CF 103488D - Diseased String

Let $q$ be a primitive $m$th root of unity and let $$N = n1 + cdots + nt.$$ Write each index in base $m$ form $$ni = m ai + ri,qquad 0 le ri < m,$$ and define $$A = a1 + cdots + at,qquad R = r1 + cdots + rt,$$ so that $N = mA + R$.

codeforcescompetitive-programming
CF 103488F - Future Vision

We are given a grid maze where some cells are walls and others are empty. A character starts from a fixed cell marked H at time zero and can move each minute to any of the four adjacent cells or stay in place. Movement is blocked by walls.

codeforcescompetitive-programming
CF 103488E - Equality

We are given an array and a fixed window size. In one move, we choose a contiguous segment of exactly length k and overwrite every element in that segment with the minimum value currently inside that segment.
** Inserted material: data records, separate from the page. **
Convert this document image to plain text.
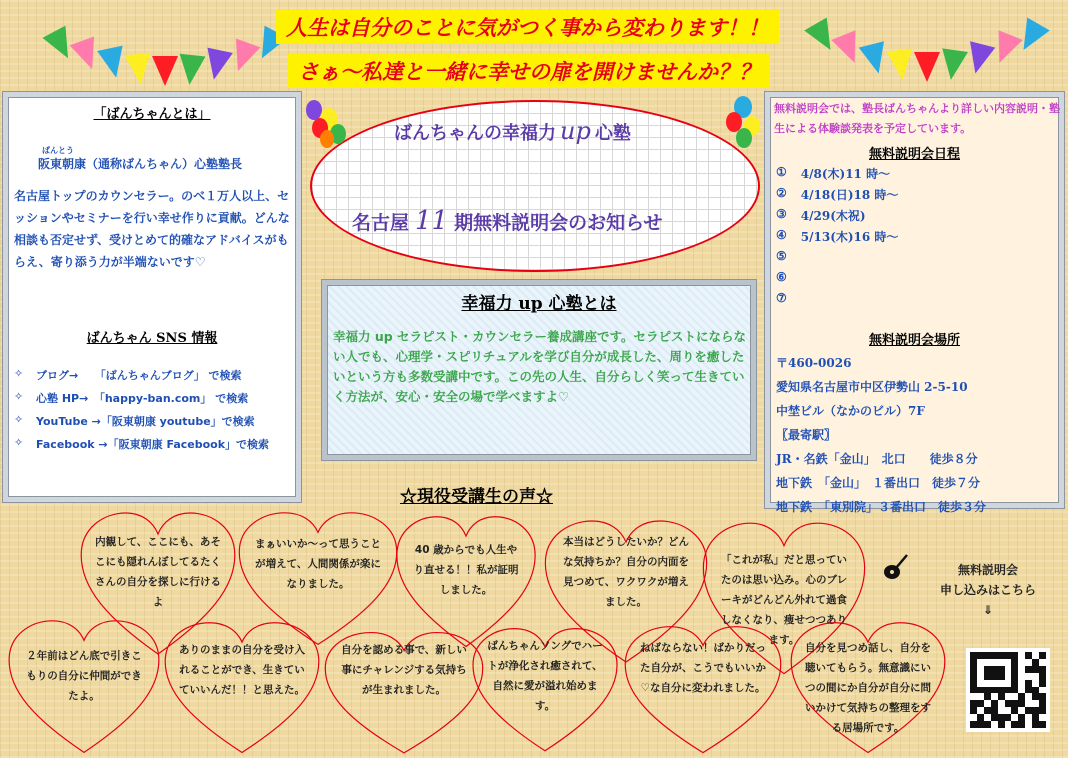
人生は自分のことに気がつく事から変わります！！
さぁ～私達と一緒に幸せの扉を開けませんか？？
「ばんちゃんとは」
ばんとう
阪東朝康（通称ばんちゃん）心塾塾長
名古屋トップのカウンセラー。のべ１万人以上、セッションやセミナーを行い幸せ作りに貢献。どんな相談も否定せず、受けとめて的確なアドバイスがもらえ、寄り添う力が半端ないです♡
ばんちゃん SNS 情報
✧	ブログ→　　「ばんちゃんブログ」 で検索
✧	心塾 HP→　「happy-ban.com」 で検索
✧	YouTube →「阪東朝康 youtube」で検索
✧	Facebook →「阪東朝康 Facebook」で検索
ばんちゃんの幸福力 up 心塾
名古屋 11 期無料説明会のお知らせ
幸福力 up 心塾とは
幸福力 up セラピスト・カウンセラー養成講座です。セラピストにならない人でも、心理学・スピリチュアルを学び自分が成長した、周りを癒したいという方も多数受講中です。この先の人生、自分らしく笑って生きていく方法が、安心・安全の場で学べますよ♡
無料説明会では、塾長ばんちゃんより詳しい内容説明・塾生による体験談発表を予定しています。
無料説明会日程
① 4/8(木)11 時～
② 4/18(日)18 時～
③ 4/29(木祝)
④ 5/13(木)16 時～
⑤
⑥
⑦
無料説明会場所
〒460-0026
愛知県名古屋市中区伊勢山 2-5-10
中埜ビル（なかのビル）7F
〖最寄駅〗
JR・名鉄「金山」　北口　　徒歩８分
地下鉄　「金山」　１番出口　徒歩７分
地下鉄　「東別院」３番出口　徒歩３分
☆現役受講生の声☆
内観して、ここにも、あそこにも隠れんぼしてるたくさんの自分を探しに行けるよ
まぁいいか～って思うことが増えて、人間関係が楽になりました。
40 歳からでも人生やり直せる！！私が証明しました。
本当はどうしたいか？どんな気持ちか？自分の内面を見つめて、ワクワクが増えました。
「これが私」だと思っていたのは思い込み。心のブレーキがどんどん外れて過食しなくなり、痩せつつあります。
２年前はどん底で引きこもりの自分に仲間ができたよ。
ありのままの自分を受け入れることができ、生きていていいんだ！！と思えた。
自分を認める事で、新しい事にチャレンジする気持ちが生まれました。
ばんちゃんソングでハートが浄化され癒されて、自然に愛が溢れ始めます。
ねばならない！ばかりだった自分が、こうでもいいか♡な自分に変われました。
自分を見つめ話し、自分を聴いてもらう。無意識にいつの間にか自分が自分に問いかけて気持ちの整理をする居場所です。
無料説明会
申し込みはこちら
⇓
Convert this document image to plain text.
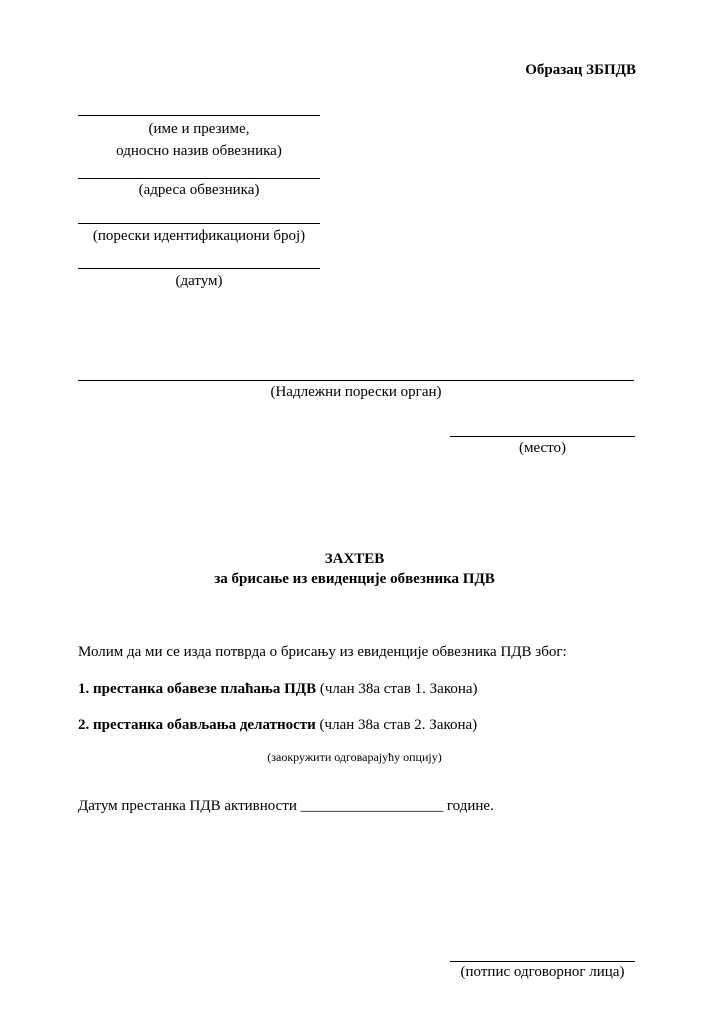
Образац ЗБПДВ
(име и презиме,
односно назив обвезника)
(адреса обвезника)
(порески идентификациони број)
(датум)
(Надлежни порески орган)
(место)
ЗАХТЕВ
за брисање из евиденције обвезника ПДВ
Молим да ми се изда потврда о брисању из евиденције обвезника ПДВ због:
1. престанка обавезе плаћања ПДВ (члан 38а став 1. Закона)
2. престанка обављања делатности (члан 38а став 2. Закона)
(заокружити одговарајућу опцију)
Датум престанка ПДВ активности ___________________ године.
(потпис одговорног лица)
codeforcescompetitive-programming
CF 103430E - Request Throttling

Let $q$ be a primitive $m$th root of unity and let $$N = n1 + cdots + nt.$$ Write each index in base $m$ form $$ni = m ai + ri,qquad 0 le ri < m,$$ and define $$A = a1 + cdots + at,qquad R = r1 + cdots + rt,$$ so that $N = mA + R$.

codeforcescompetitive-programming
CF 103430C - Athletes

We are given two independent groups of athletes, one group for sport A and one group for sport B. Each athlete has a numerical skill value, and every athlete must stay in their own sport unless we explicitly decide to “swap” them, meaning they compete in the other sport…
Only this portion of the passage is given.